I think that the Government have conceded that the planned withdrawal of HMS "Endurance" may have been taken by the Argentines as some kind of signal, but HMS "Endurance" cannot have been taken by them as a deterrent, because the invasion occurred when it was still on station. With regard to the launching of the task force, as my right hon. Friend has said, we could repeat such an effort in the future after our plans have been put into effect.

Mr. Henderson

In view of the substantial reduction in the equipment and the morale of the Armed Forces during the period of the Lib-Lab pact and the intense opposition of the Labour and Liberal parties to the Government's proposals to increase spending on defence, does it not surprise my hon.

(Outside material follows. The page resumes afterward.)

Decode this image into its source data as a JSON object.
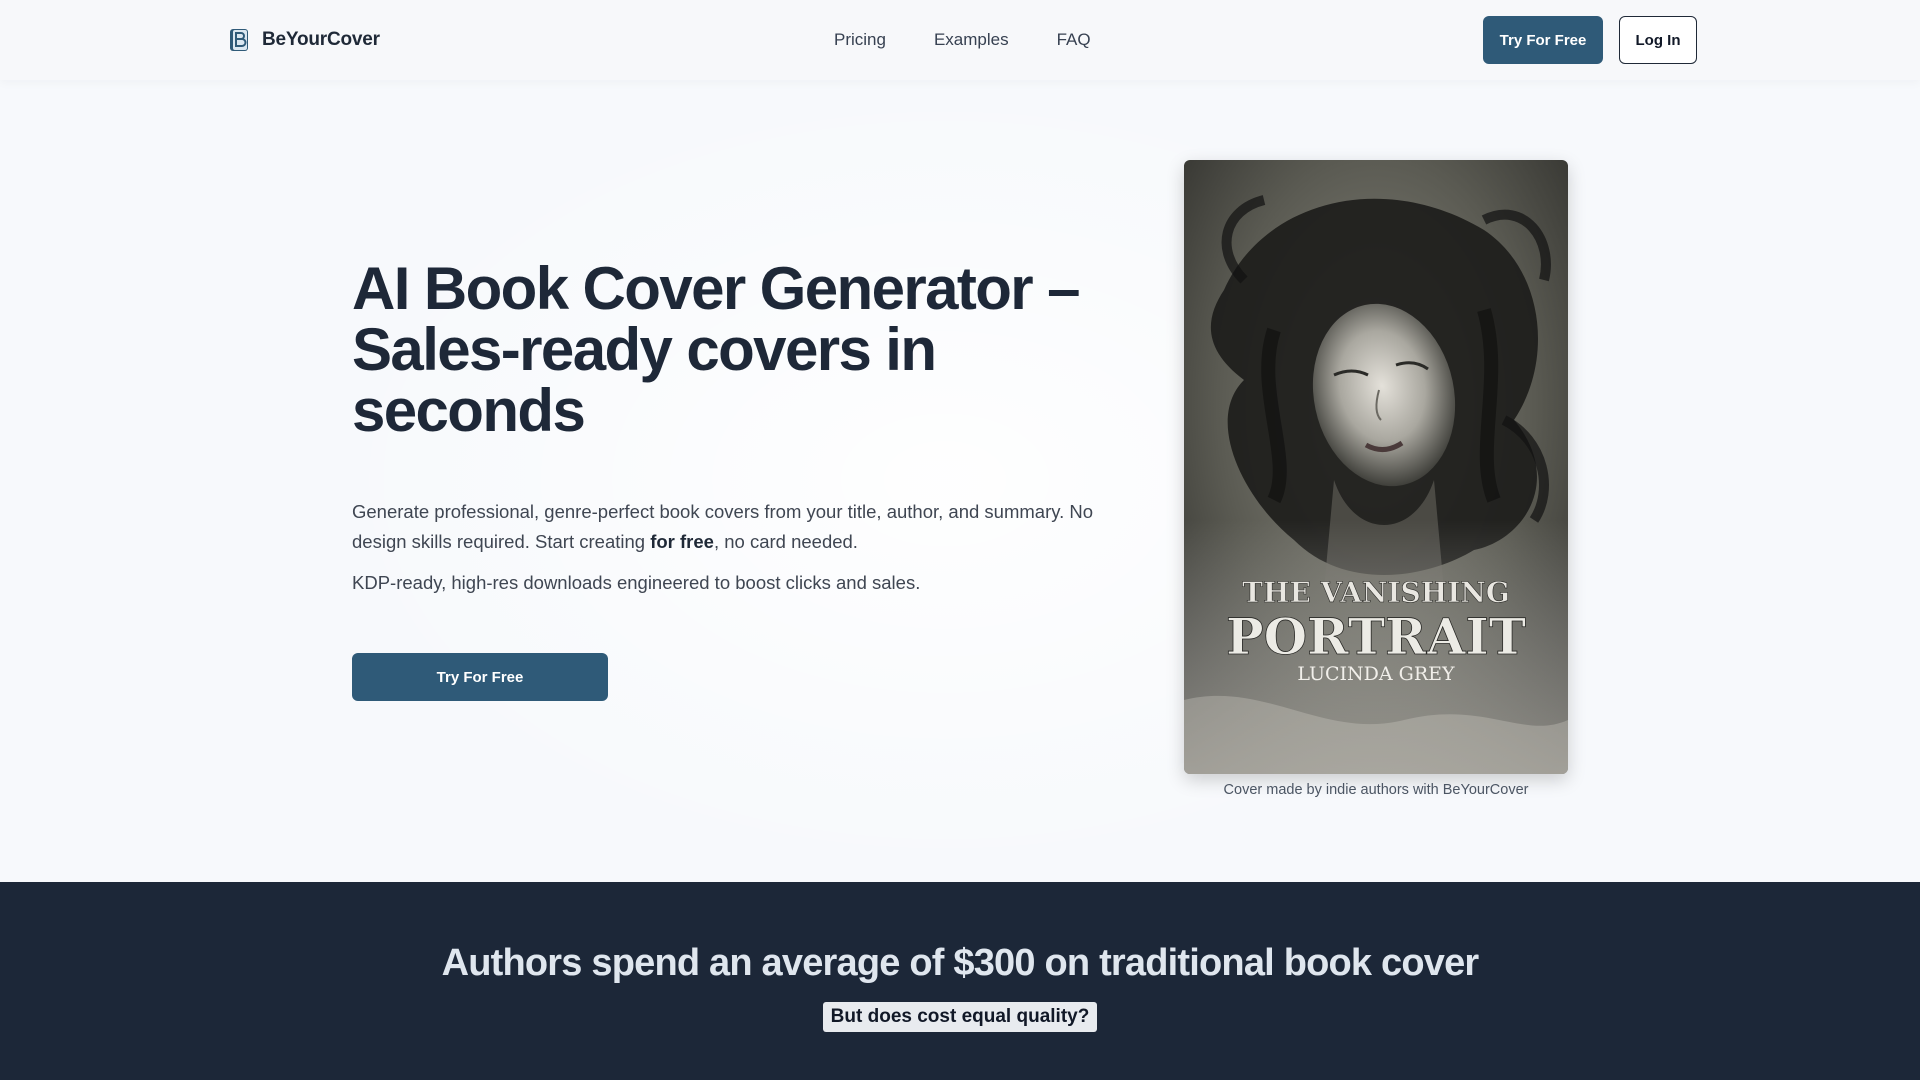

Friend that we should now be hearing cries for further defence expenditure from right hon. and hon. Members on the Opposition Benches?

Mr. Blaker

I agree with my hon. Friend. I was not aware that any of the Opposition parties was planning to spend more on defence than the Government are. I repeat a point that has already been made, that under our present plans we shall have more major ships in operation in 1985 than we have now.

Mr. John Silkin

Is the hon. Gentleman not deluding himself and the House when he imagines that by closing down the Gibraltar, Chatham and, virtually, the Portsmouth dockyards we will in future be able to have a task force that is capable of being anything like the present task force?

Mr. Blaker

Perhaps the right hon. Gentleman has not yet fully seized the importance of the fact that we are to do away with the major mid-life modernisations that we have previously undertaken. The consequence is that in 1985 we shall have more major ships operational than we have at present.